Dive Brief:
- Thirty-six percent of large businesses in the U.S. and Europe have aligned their capital expenditures with sustainability goals despite a pullback in the U.S. and other countries from environmental protection efforts including combating climate change, Risilience found in a survey.
- Many companies have woven sustainability into corporate strategy by advancing decarbonization plans, Risilience said. Ninety-five percent of companies list discussion of environmental risks on their standing board agendas, according to Risilience, a consulting firm focused on carbon emission reduction strategies and based in Cambridge, U.K.

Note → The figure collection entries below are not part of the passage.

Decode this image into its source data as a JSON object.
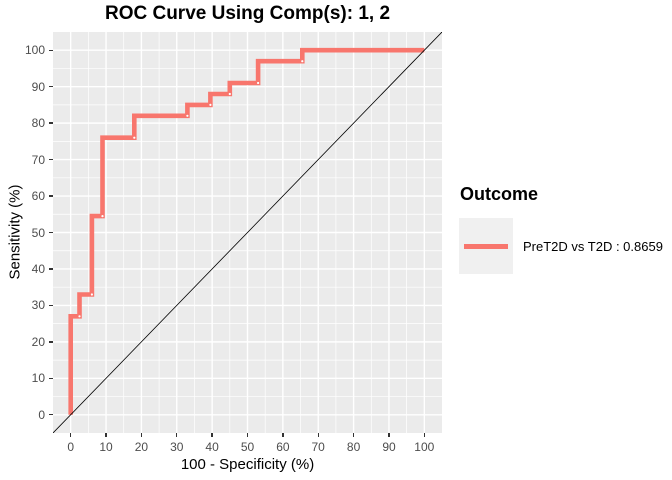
{
  "title": "ROC Curve Using Comp(s): 1, 2",
  "axes": {
    "x": {
      "label": "100 - Specificity (%)",
      "ticks": [
        0,
        10,
        20,
        30,
        40,
        50,
        60,
        70,
        80,
        90,
        100
      ]
    },
    "y": {
      "label": "Sensitivity (%)",
      "ticks": [
        0,
        10,
        20,
        30,
        40,
        50,
        60,
        70,
        80,
        90,
        100
      ]
    }
  },
  "legend": {
    "title": "Outcome",
    "entries": [
      {
        "label": "PreT2D vs T2D : 0.8659",
        "color": "#F8766D",
        "auc": 0.8659
      }
    ]
  },
  "colors": {
    "panel_background": "#EBEBEB",
    "gridline": "#FFFFFF",
    "curve": "#F8766D",
    "diagonal": "#000000",
    "tick_text": "#4d4d4d",
    "tick_mark": "#333333",
    "legend_key_background": "#F0F0F0",
    "marker_dot": "#FFFFFF"
  },
  "chart_data": {
    "type": "line",
    "title": "ROC Curve Using Comp(s): 1, 2",
    "xlabel": "100 - Specificity (%)",
    "ylabel": "Sensitivity (%)",
    "xlim": [
      -5,
      105
    ],
    "ylim": [
      -5,
      105
    ],
    "x_ticks": [
      0,
      10,
      20,
      30,
      40,
      50,
      60,
      70,
      80,
      90,
      100
    ],
    "y_ticks": [
      0,
      10,
      20,
      30,
      40,
      50,
      60,
      70,
      80,
      90,
      100
    ],
    "grid": true,
    "minor_grid": true,
    "legend_position": "right",
    "series": [
      {
        "name": "PreT2D vs T2D",
        "auc": 0.8659,
        "color": "#F8766D",
        "points": [
          [
            0,
            0
          ],
          [
            0,
            27
          ],
          [
            2.5,
            27
          ],
          [
            2.5,
            33
          ],
          [
            6,
            33
          ],
          [
            6,
            54.5
          ],
          [
            9,
            54.5
          ],
          [
            9,
            76
          ],
          [
            18,
            76
          ],
          [
            18,
            82
          ],
          [
            33,
            82
          ],
          [
            33,
            85
          ],
          [
            39.5,
            85
          ],
          [
            39.5,
            88
          ],
          [
            45,
            88
          ],
          [
            45,
            91
          ],
          [
            53,
            91
          ],
          [
            53,
            97
          ],
          [
            65.5,
            97
          ],
          [
            65.5,
            100
          ],
          [
            100,
            100
          ]
        ],
        "marker_points": [
          [
            2.5,
            27
          ],
          [
            6,
            33
          ],
          [
            9,
            54.5
          ],
          [
            18,
            76
          ],
          [
            33,
            82
          ],
          [
            39.5,
            85
          ],
          [
            45,
            88
          ],
          [
            53,
            91
          ],
          [
            65.5,
            97
          ]
        ]
      }
    ],
    "reference_line": {
      "type": "chance-diagonal",
      "y_equals_x": true
    }
  }
}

- “When over a third of corporate capex is being aligned with sustainability goals, it shows businesses are no longer experimenting with net zero — they are embedding it into strategy, governance and finance,” Risilience CEO Andrew Coburn said. “The leaders are those who are moving from ambition to quantified, finance-grade execution,” he said in a statement.
Dive Insight:
Since his inauguration to a second White House term in January, President Donald Trump has reversed several federal sustainability efforts, including programs aimed at limiting greenhouse gas emissions.
The Department of the Interior in May announced plans to expand the availability of federal lands for leasing of oil and gas extraction rights. The Bureau of Land Management plans to streamline the permitting process, cutting reviews to no more than six months.

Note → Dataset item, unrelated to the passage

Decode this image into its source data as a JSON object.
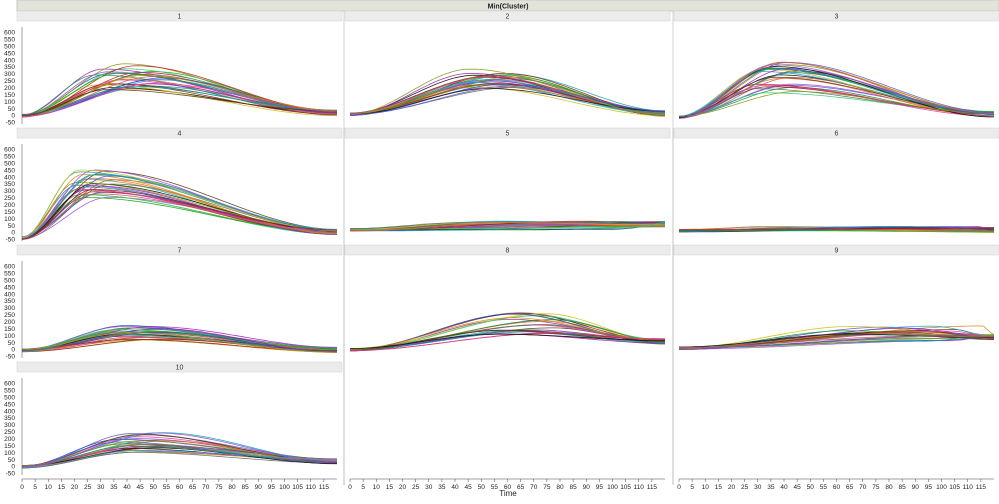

Trump in July signed an executive order terminating mandates for clean electricity production and investment tax credits for wind and solar power facilities.
Also in July, the Environmental Protection Agency proposed rescinding the agency’s so-called Endangerment Finding and repealing greenhouse gas emission regulations for motor vehicles and engines.

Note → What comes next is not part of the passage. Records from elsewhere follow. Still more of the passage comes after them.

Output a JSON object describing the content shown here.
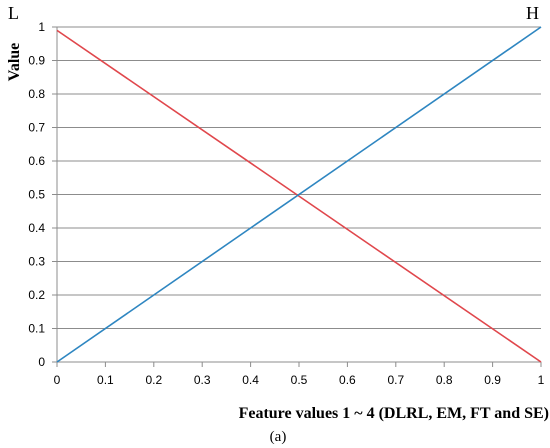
{
  "chart_data": {
    "type": "line",
    "xlabel": "Feature values 1 ~ 4 (DLRL, EM, FT and SE)",
    "ylabel": "Value",
    "xlim": [
      0,
      1
    ],
    "ylim": [
      0,
      1
    ],
    "x_ticks": [
      "0",
      "0.1",
      "0.2",
      "0.3",
      "0.4",
      "0.5",
      "0.6",
      "0.7",
      "0.8",
      "0.9",
      "1"
    ],
    "y_ticks": [
      "0",
      "0.1",
      "0.2",
      "0.3",
      "0.4",
      "0.5",
      "0.6",
      "0.7",
      "0.8",
      "0.9",
      "1"
    ],
    "grid": true,
    "series": [
      {
        "name": "L",
        "color": "#e0474c",
        "x": [
          0,
          1
        ],
        "y": [
          0.99,
          0
        ]
      },
      {
        "name": "H",
        "color": "#2e86c1",
        "x": [
          0,
          1
        ],
        "y": [
          0,
          1
        ]
      }
    ],
    "caption": "(a)"
  }
}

In its 2009 finding, the EPA said that greenhouse gas emissions endanger public health. The determination was a cornerstone of the Biden administration’s effort to promote electric vehicles.
“The carbon footprint is a hoax made up by people with evil intentions, and they’re heading down a path of total destruction,” Trump said in a speech to the U.N. Tuesday. “It’s the greatest con job ever perpetrated on the world.”
“I'm telling you that if you don't get away from the green energy scam, your country is going to fail,” Trump told world leaders.
Still, 52% of large companies have created plans to achieve net-zero carbon emissions, and 30% are drawing up such roadmaps.
Nearly nine out of 10 companies (88%) have stepped up spending on net-zero strategies even in the face of “geopolitical and economic volatility,” Risilience said.
Also, three out of four decarbonization plans feature a return-on-investment calculation, indicating that companies are quantifying the value of such projects although “challenges remain in standardizing metrics,” according to Risilience.
“Climate and nature risks are no longer abstract sustainability issues, they are real financial risks,” Coburn said. “Companies that act decisively to quantify these risks, embed them into governance and financial systems, and align incentives across their supply chains will build resilience and competitive advantage.”
Resilience surveyed more than 500 decision makers focused on finance or sustainability at companies that generate annual revenue exceeding $700 million.